王主任接過介紹信,摘下眼鏡,看了起來:“行了,沒問題,我這里做個登記,你簽個字,不會寫字,按個手印也行。”
“謝謝您,王主任。”李為東上前,寫上了自己的名字。
“李為東。”
“這字兒不錯啊!”王主任看他寫的字,夸獎道。
“讀過書?”
“讀過,初中畢業,家里窮也就沒念了。”李為東點點頭回答道。
“可惜了,字兒確實漂亮。”王主任看著名字搖搖頭。
秦淮茹站在一旁,聽到王主任夸獎李為東,一臉高興,比夸她自己還興奮。
回家途中。
“東子,姐都幫你到處打聽了,現在真的不缺人,你別生氣了好不好嘛。”秦淮茹嬌滴滴的說道。
她怕李為東是為了工作的事兒,來的這里。
“你放心,我不是專門為這個事兒來的,但你也不能放松打聽,最近我有點事兒,這段時間會一直待在城里,也順便打聽打聽工作。”

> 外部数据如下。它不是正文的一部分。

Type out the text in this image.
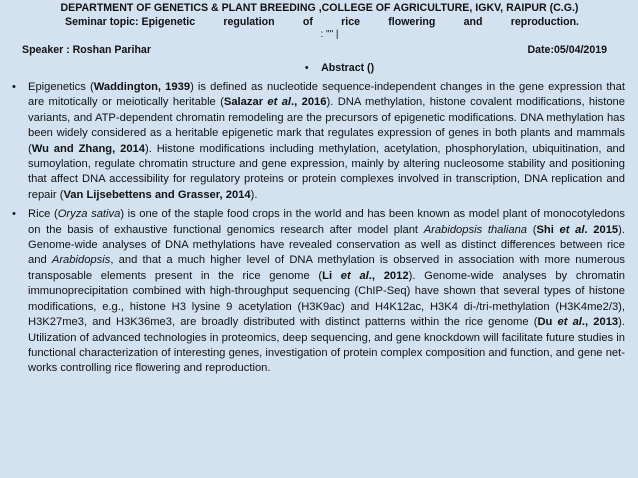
DEPARTMENT OF GENETICS & PLANT BREEDING ,COLLEGE OF AGRICULTURE, IGKV, RAIPUR (C.G.)
Seminar topic: Epigenetic	regulation	of	rice	flowering	and	reproduction.
: "" |
Speaker : Roshan Parihar	Date:05/04/2019
• Abstract ()
•	Epigenetics (Waddington, 1939) is defined as nucleotide sequence-independent changes in the gene expression that are mitotically or meiotically heritable (Salazar et al., 2016). DNA methylation, histone covalent modifications, histone variants, and ATP-dependent chromatin remodeling are the precursors of epigenetic modifications. DNA methylation has been widely considered as a heritable epigenetic mark that regulates expression of genes in both plants and mammals (Wu and Zhang, 2014). Histone modifications including methylation, acetylation, phosphorylation, ubiquitination, and sumoylation, regulate chromatin structure and gene expression, mainly by altering nucleosome stability and positioning that affect DNA accessibility for regulatory proteins or protein complexes involved in transcription, DNA replication and repair (Van Lijsebettens and Grasser, 2014).
•	Rice (Oryza sativa) is one of the staple food crops in the world and has been known as model plant of monocotyledons on the basis of exhaustive functional genomics research after model plant Arabidopsis thaliana (Shi et al. 2015). Genome-wide analyses of DNA methylations have revealed conservation as well as distinct differences between rice and Arabidopsis, and that a much higher level of DNA methylation is observed in association with more numerous transposable elements present in the rice genome (Li et al., 2012). Genome-wide analyses by chromatin immunoprecipitation combined with high-throughput sequencing (ChIP-Seq) have shown that several types of histone modifications, e.g., histone H3 lysine 9 acetylation (H3K9ac) and H4K12ac, H3K4 di-/tri-methylation (H3K4me2/3), H3K27me3, and H3K36me3, are broadly distributed with distinct patterns within the rice genome (Du et al., 2013). Utilization of advanced technologies in proteomics, deep sequencing, and gene knockdown will facilitate future studies in functional characterization of interesting genes, investigation of protein complex composition and function, and gene net- works controlling rice flowering and reproduction.
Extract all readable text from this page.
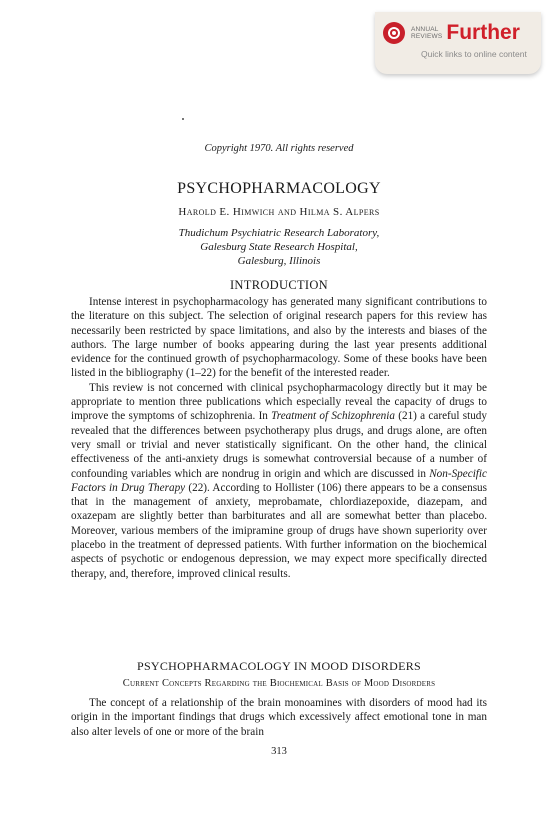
ANNUAL
REVIEWS Further
Quick links to online content
Copyright 1970. All rights reserved
PSYCHOPHARMACOLOGY
Harold E. Himwich and Hilma S. Alpers
Thudichum Psychiatric Research Laboratory,
Galesburg State Research Hospital,
Galesburg, Illinois
INTRODUCTION

Intense interest in psychopharmacology has generated many significant contributions to the literature on this subject. The selection of original research papers for this review has necessarily been restricted by space limitations, and also by the interests and biases of the authors. The large number of books appearing during the last year presents additional evidence for the continued growth of psychopharmacology. Some of these books have been listed in the bibliography (1–22) for the benefit of the interested reader.

This review is not concerned with clinical psychopharmacology directly but it may be appropriate to mention three publications which especially reveal the capacity of drugs to improve the symptoms of schizophrenia. In Treatment of Schizophrenia (21) a careful study revealed that the differences between psychotherapy plus drugs, and drugs alone, are often very small or trivial and never statistically significant. On the other hand, the clinical effectiveness of the anti-anxiety drugs is somewhat controversial because of a number of confounding variables which are nondrug in origin and which are discussed in Non-Specific Factors in Drug Therapy (22). According to Hollister (106) there appears to be a consensus that in the management of anxiety, meprobamate, chlordiazepoxide, diazepam, and oxazepam are slightly better than barbiturates and all are somewhat better than placebo. Moreover, various members of the imipramine group of drugs have shown superiority over placebo in the treatment of depressed patients. With further information on the biochemical aspects of psychotic or endogenous depression, we may expect more specifically directed therapy, and, therefore, improved clinical results.

PSYCHOPHARMACOLOGY IN MOOD DISORDERS
Current Concepts Regarding the Biochemical Basis of Mood Disorders

The concept of a relationship of the brain monoamines with disorders of mood had its origin in the important findings that drugs which excessively affect emotional tone in man also alter levels of one or more of the brain

313
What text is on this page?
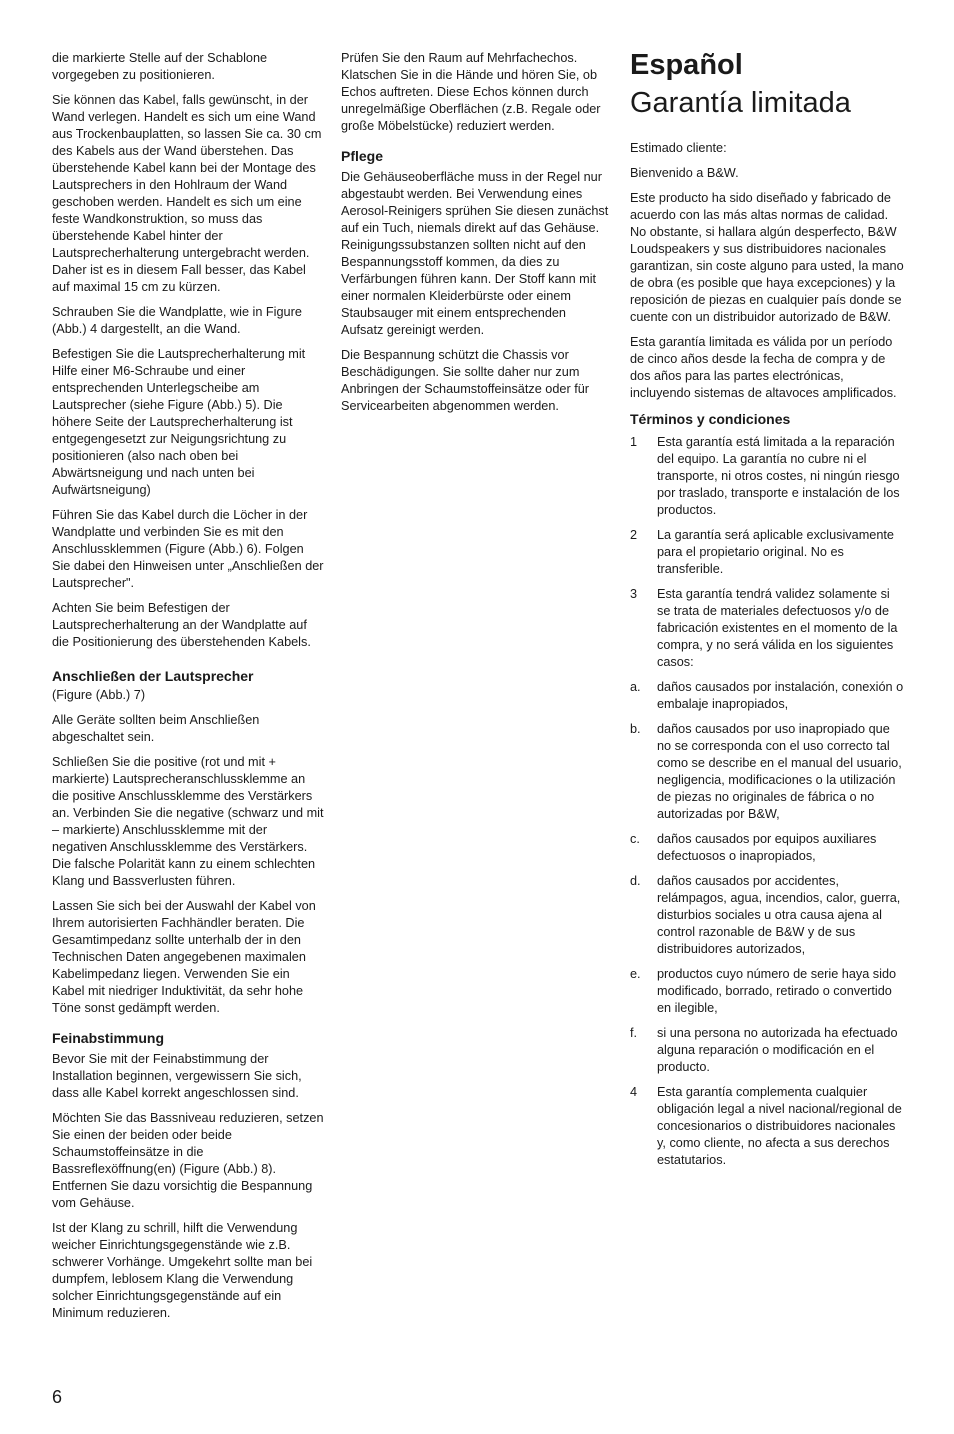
die markierte Stelle auf der Schablone vorgegeben zu positionieren.

Sie können das Kabel, falls gewünscht, in der Wand verlegen. Handelt es sich um eine Wand aus Trockenbauplatten, so lassen Sie ca. 30 cm des Kabels aus der Wand überstehen. Das überstehende Kabel kann bei der Montage des Lautsprechers in den Hohlraum der Wand geschoben werden. Handelt es sich um eine feste Wandkonstruktion, so muss das überstehende Kabel hinter der Lautsprecherhalterung untergebracht werden. Daher ist es in diesem Fall besser, das Kabel auf maximal 15 cm zu kürzen.

Schrauben Sie die Wandplatte, wie in Figure (Abb.) 4 dargestellt, an die Wand.

Befestigen Sie die Lautsprecherhalterung mit Hilfe einer M6-Schraube und einer entsprechenden Unterlegscheibe am Lautsprecher (siehe Figure (Abb.) 5). Die höhere Seite der Lautsprecherhalterung ist entgegengesetzt zur Neigungsrichtung zu positionieren (also nach oben bei Abwärtsneigung und nach unten bei Aufwärtsneigung)

Führen Sie das Kabel durch die Löcher in der Wandplatte und verbinden Sie es mit den Anschlussklemmen (Figure (Abb.) 6). Folgen Sie dabei den Hinweisen unter „Anschließen der Lautsprecher".

Achten Sie beim Befestigen der Lautsprecherhalterung an der Wandplatte auf die Positionierung des überstehenden Kabels.

Anschließen der Lautsprecher

(Figure (Abb.) 7)

Alle Geräte sollten beim Anschließen abgeschaltet sein.

Schließen Sie die positive (rot und mit + markierte) Lautsprecheranschlussklemme an die positive Anschlussklemme des Verstärkers an. Verbinden Sie die negative (schwarz und mit – markierte) Anschlussklemme mit der negativen Anschlussklemme des Verstärkers. Die falsche Polarität kann zu einem schlechten Klang und Bassverlusten führen.

Lassen Sie sich bei der Auswahl der Kabel von Ihrem autorisierten Fachhändler beraten. Die Gesamtimpedanz sollte unterhalb der in den Technischen Daten angegebenen maximalen Kabelimpedanz liegen. Verwenden Sie ein Kabel mit niedriger Induktivität, da sehr hohe Töne sonst gedämpft werden.

Feinabstimmung

Bevor Sie mit der Feinabstimmung der Installation beginnen, vergewissern Sie sich, dass alle Kabel korrekt angeschlossen sind.

Möchten Sie das Bassniveau reduzieren, setzen Sie einen der beiden oder beide Schaumstoffeinsätze in die Bassreflexöffnung(en) (Figure (Abb.) 8). Entfernen Sie dazu vorsichtig die Bespannung vom Gehäuse.

Ist der Klang zu schrill, hilft die Verwendung weicher Einrichtungsgegenstände wie z.B. schwerer Vorhänge. Umgekehrt sollte man bei dumpfem, leblosem Klang die Verwendung solcher Einrichtungsgegenstände auf ein Minimum reduzieren.

Prüfen Sie den Raum auf Mehrfachechos. Klatschen Sie in die Hände und hören Sie, ob Echos auftreten. Diese Echos können durch unregelmäßige Oberflächen (z.B. Regale oder große Möbelstücke) reduziert werden.

Pflege

Die Gehäuseoberfläche muss in der Regel nur abgestaubt werden. Bei Verwendung eines Aerosol-Reinigers sprühen Sie diesen zunächst auf ein Tuch, niemals direkt auf das Gehäuse. Reinigungssubstanzen sollten nicht auf den Bespannungsstoff kommen, da dies zu Verfärbungen führen kann. Der Stoff kann mit einer normalen Kleiderbürste oder einem Staubsauger mit einem entsprechenden Aufsatz gereinigt werden.

Die Bespannung schützt die Chassis vor Beschädigungen. Sie sollte daher nur zum Anbringen der Schaumstoffeinsätze oder für Servicearbeiten abgenommen werden.

Español
Garantía limitada

Estimado cliente:

Bienvenido a B&W.

Este producto ha sido diseñado y fabricado de acuerdo con las más altas normas de calidad. No obstante, si hallara algún desperfecto, B&W Loudspeakers y sus distribuidores nacionales garantizan, sin coste alguno para usted, la mano de obra (es posible que haya excepciones) y la reposición de piezas en cualquier país donde se cuente con un distribuidor autorizado de B&W.

Esta garantía limitada es válida por un período de cinco años desde la fecha de compra y de dos años para las partes electrónicas, incluyendo sistemas de altavoces amplificados.

Términos y condiciones
1	Esta garantía está limitada a la reparación del equipo. La garantía no cubre ni el transporte, ni otros costes, ni ningún riesgo por traslado, transporte e instalación de los productos.
2	La garantía será aplicable exclusivamente para el propietario original. No es transferible.
3	Esta garantía tendrá validez solamente si se trata de materiales defectuosos y/o de fabricación existentes en el momento de la compra, y no será válida en los siguientes casos:
a.	daños causados por instalación, conexión o embalaje inapropiados,
b.	daños causados por uso inapropiado que no se corresponda con el uso correcto tal como se describe en el manual del usuario, negligencia, modificaciones o la utilización de piezas no originales de fábrica o no autorizadas por B&W,
c.	daños causados por equipos auxiliares defectuosos o inapropiados,
d.	daños causados por accidentes, relámpagos, agua, incendios, calor, guerra, disturbios sociales u otra causa ajena al control razonable de B&W y de sus distribuidores autorizados,
e.	productos cuyo número de serie haya sido modificado, borrado, retirado o convertido en ilegible,
f.	si una persona no autorizada ha efectuado alguna reparación o modificación en el producto.
4	Esta garantía complementa cualquier obligación legal a nivel nacional/regional de concesionarios o distribuidores nacionales y, como cliente, no afecta a sus derechos estatutarios.
6
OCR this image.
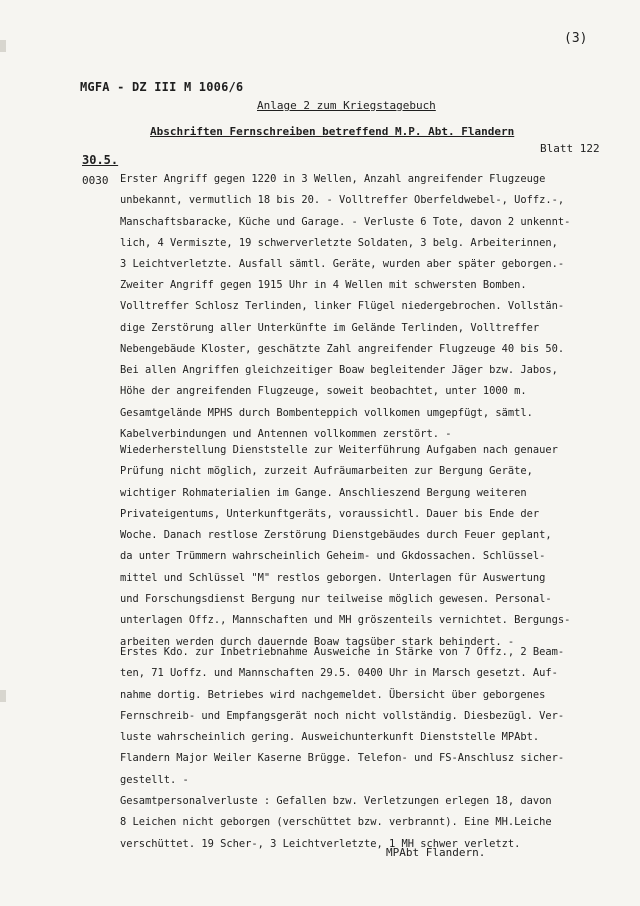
(3)
MGFA - DZ III M 1006/6
Anlage 2 zum Kriegstagebuch
Abschriften Fernschreiben betreffend M.P. Abt. Flandern
Blatt 122
30.5.
0030 Erster Angriff gegen 1220 in 3 Wellen, Anzahl angreifender Flugzeuge
unbekannt, vermutlich 18 bis 20. - Volltreffer Oberfeldwebel-, Uoffz.-,
Manschaftsbaracke, Küche und Garage. - Verluste 6 Tote, davon 2 unkennt-
lich, 4 Vermiszte, 19 schwerverletzte Soldaten, 3 belg. Arbeiterinnen,
3 Leichtverletzte. Ausfall sämtl. Geräte, wurden aber später geborgen.-
Zweiter Angriff gegen 1915 Uhr in 4 Wellen mit schwersten Bomben.
Volltreffer Schlosz Terlinden, linker Flügel niedergebrochen. Vollstän-
dige Zerstörung aller Unterkünfte im Gelände Terlinden, Volltreffer
Nebengebäude Kloster, geschätzte Zahl angreifender Flugzeuge 40 bis 50.
Bei allen Angriffen gleichzeitiger Boaw begleitender Jäger bzw. Jabos,
Höhe der angreifenden Flugzeuge, soweit beobachtet, unter 1000 m.
Gesamtgelände MPHS durch Bombenteppich vollkomen umgepfügt, sämtl.
Kabelverbindungen und Antennen vollkommen zerstört. -
Wiederherstellung Dienststelle zur Weiterführung Aufgaben nach genauer
Prüfung nicht möglich, zurzeit Aufräumarbeiten zur Bergung Geräte,
wichtiger Rohmaterialien im Gange. Anschlieszend Bergung weiteren
Privateigentums, Unterkunftgeräts, voraussichtl. Dauer bis Ende der
Woche. Danach restlose Zerstörung Dienstgebäudes durch Feuer geplant,
da unter Trümmern wahrscheinlich Geheim- und Gkdossachen. Schlüssel-
mittel und Schlüssel "M" restlos geborgen. Unterlagen für Auswertung
und Forschungsdienst Bergung nur teilweise möglich gewesen. Personal-
unterlagen Offz., Mannschaften und MH gröszenteils vernichtet. Bergungs-
arbeiten werden durch dauernde Boaw tagsüber stark behindert. -
Erstes Kdo. zur Inbetriebnahme Ausweiche in Stärke von 7 Offz., 2 Beam-
ten, 71 Uoffz. und Mannschaften 29.5. 0400 Uhr in Marsch gesetzt. Auf-
nahme dortig. Betriebes wird nachgemeldet. Übersicht über geborgenes
Fernschreib- und Empfangsgerät noch nicht vollständig. Diesbezügl. Ver-
luste wahrscheinlich gering. Ausweichunterkunft Dienststelle MPAbt.
Flandern Major Weiler Kaserne Brügge. Telefon- und FS-Anschlusz sicher-
gestellt. -
Gesamtpersonalverluste : Gefallen bzw. Verletzungen erlegen 18, davon
8 Leichen nicht geborgen (verschüttet bzw. verbrannt). Eine MH.Leiche
verschüttet. 19 Scher-, 3 Leichtverletzte, 1 MH schwer verletzt.
MPAbt Flandern.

李為東沒告訴她什么事兒,拿出一根煙,秦淮茹立刻從兜里掏出火柴給他點上。
“都怪一大爺,我就不信他一個八級工手里一個工作名額也沒有,擺明了不想幫忙,哼。”秦淮茹把槍口對準易中海,臉上有些忿忿。
“一大爺?”
李為東挑挑眉毛,看來易中海不愿意給自己搭上人情。
也對,易中海是一個不見兔子不撒鷹的主,無親無故的擱誰身上也不愿意。
“那你有沒有說花錢辦事兒?”
“啊?”
秦淮茹一愣。
“我這不是為你著想嘛,想為你省下幾百塊,給別人多可惜啊。”
“我看你特么想找著工作,然后把錢自己揣進自己兜兒。”
李為東心里直罵娘。
“麻的,婦人之見,就不該不希望寄托在你身上。”
這娘們兒就只會耍點小聰明,眼皮子淺。